At the same time, many data-intensive applications are moving away from data locality towards irregular memory access behavior. This behavior is observed either because of dataflow (caused by indirection in data access) or control flow (caused by branch instructions) irregularity. Such applications are often memory bound and their performance is primarily determined by the memory latency (also known as the memory wall). An alternative approach is to mask long memory latencies by using multithreaded execution where a running thread relinquishes execution to a ready thread as soon as it performs a long-latency memory access. This dissertation explores how custom hardware accelerators using memory masking multithreaded techniques can be used to improve the performance of irregular applications. In hardware, multithreaded designs thread states are managed directly in hardware, and with enough application parallelism, they can fully mask memory latency without storing data in caches.
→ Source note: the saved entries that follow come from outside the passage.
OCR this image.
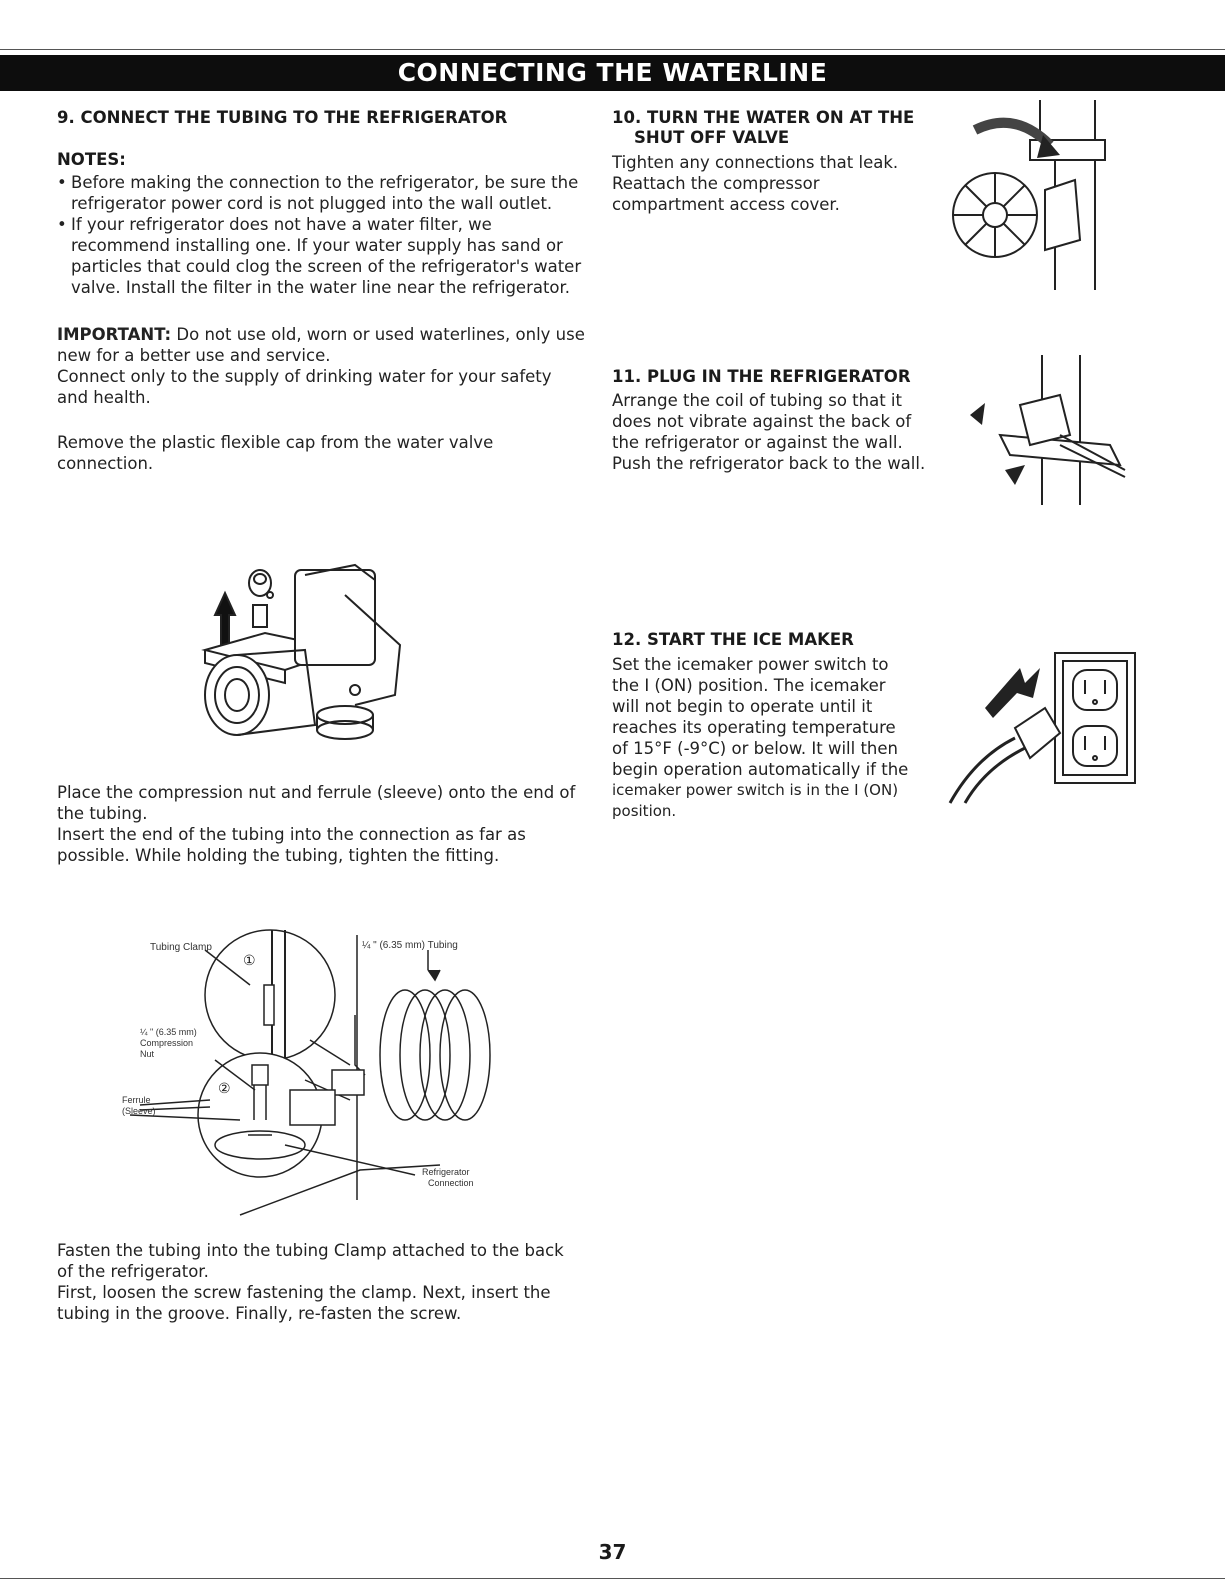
CONNECTING THE WATERLINE
9. CONNECT THE TUBING TO THE REFRIGERATOR
NOTES:
• Before making the connection to the refrigerator, be sure the
refrigerator power cord is not plugged into the wall outlet.
• If your refrigerator does not have a water filter, we
recommend installing one. If your water supply has sand or
particles that could clog the screen of the refrigerator's water
valve. Install the filter in the water line near the refrigerator.
IMPORTANT: Do not use old, worn or used waterlines, only use
new for a better use and service.
Connect only to the supply of drinking water for your safety
and health.
Remove the plastic flexible cap from the water valve
connection.
Place the compression nut and ferrule (sleeve) onto the end of
the tubing.
Insert the end of the tubing into the connection as far as
possible. While holding the tubing, tighten the fitting.
Tubing Clamp	¼ " (6.35 mm) Tubing
¼ " (6.35 mm)
Compression
Nut
Ferrule
(Sleeve)
Refrigerator
Connection
①
②
Fasten the tubing into the tubing Clamp attached to the back
of the refrigerator.
First, loosen the screw fastening the clamp. Next, insert the
tubing in the groove. Finally, re-fasten the screw.
10. TURN THE WATER ON AT THE
SHUT OFF VALVE
Tighten any connections that leak.
Reattach the compressor
compartment access cover.
11. PLUG IN THE REFRIGERATOR
Arrange the coil of tubing so that it
does not vibrate against the back of
the refrigerator or against the wall.
Push the refrigerator back to the wall.
12. START THE ICE MAKER
Set the icemaker power switch to
the I (ON) position. The icemaker
will not begin to operate until it
reaches its operating temperature
of 15°F (-9°C) or below. It will then
begin operation automatically if the
icemaker power switch is in the I (ON)
position.
37
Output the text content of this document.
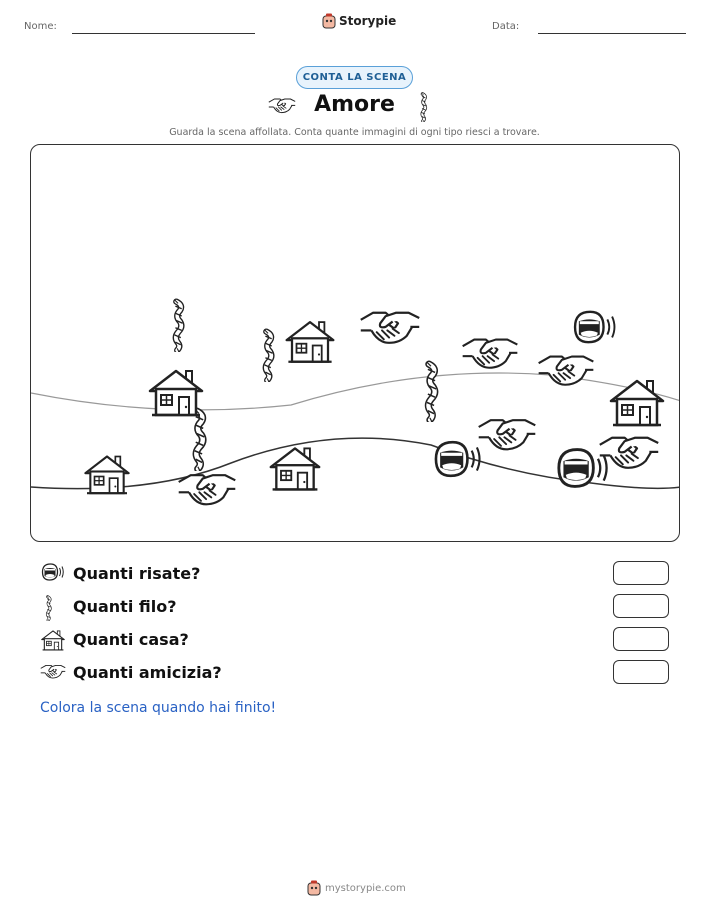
Nome:	Storypie	Data:
CONTA LA SCENA
Amore
Guarda la scena affollata. Conta quante immagini di ogni tipo riesci a trovare.
Quanti risate?
Quanti filo?
Quanti casa?
Quanti amicizia?
Colora la scena quando hai finito!
mystorypie.com
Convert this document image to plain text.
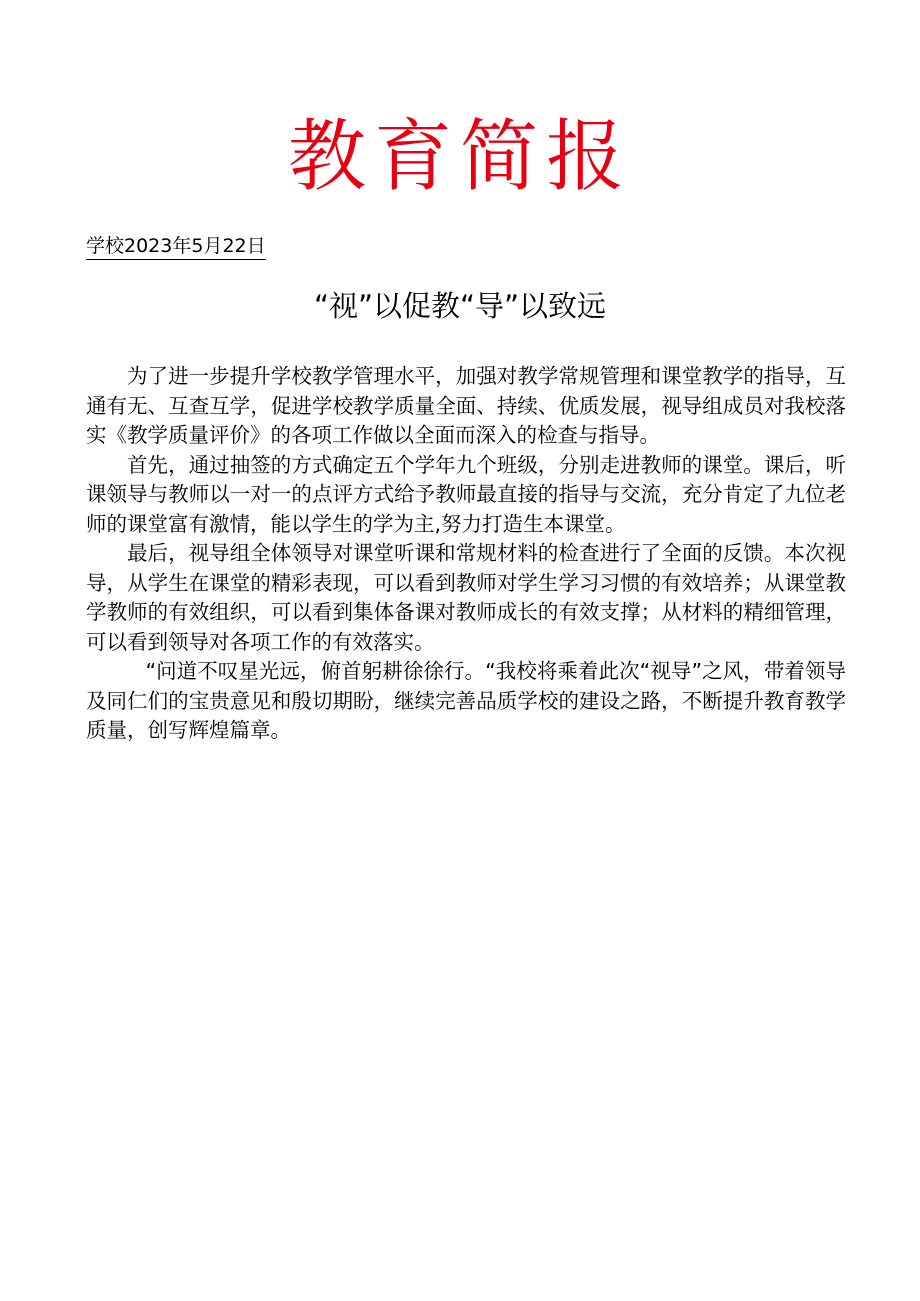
教育简报
学校2023年5月22日
“视”以促教“导”以致远

为了进一步提升学校教学管理水平，加强对教学常规管理和课堂教学的指导，互通有无、互查互学，促进学校教学质量全面、持续、优质发展，视导组成员对我校落实《教学质量评价》的各项工作做以全面而深入的检查与指导。

首先，通过抽签的方式确定五个学年九个班级，分别走进教师的课堂。课后，听课领导与教师以一对一的点评方式给予教师最直接的指导与交流，充分肯定了九位老师的课堂富有激情，能以学生的学为主,努力打造生本课堂。

最后，视导组全体领导对课堂听课和常规材料的检查进行了全面的反馈。本次视导，从学生在课堂的精彩表现，可以看到教师对学生学习习惯的有效培养；从课堂教学教师的有效组织，可以看到集体备课对教师成长的有效支撑；从材料的精细管理，可以看到领导对各项工作的有效落实。

“问道不叹星光远，俯首躬耕徐徐行。“我校将乘着此次“视导”之风，带着领导及同仁们的宝贵意见和殷切期盼，继续完善品质学校的建设之路，不断提升教育教学质量，创写辉煌篇章。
This thesis explores hardware multithreading on three different applications to achieve better performance on irregular applications. The first two applications, namely selection, and group-by aggregation are database relational operators. The selection operator examines different conditions on various row attributes. Depending on the evaluation, a row is either qualified or disqualified. This operator, therefore, exhibits a control flow irregularity. The proposed selection design shows an improvement of 1.8x over CPU while consuming 2.5x less power. Similarly, it is 3.2x more bandwidth efficient than GPUs. Overall, this dissertation provides the first direct comparison study of selection operator on all three architectures. The group-by aggregation, on the other hand, exhibits dataflow irregularity. Results show that the FPGA-accelerated approach significantly outperforms CPU-based implementations and yields speedup up to 10x. The third application considered for evaluation is a popular sparse linear algebra operation namely sparse matrix and vector multiplication.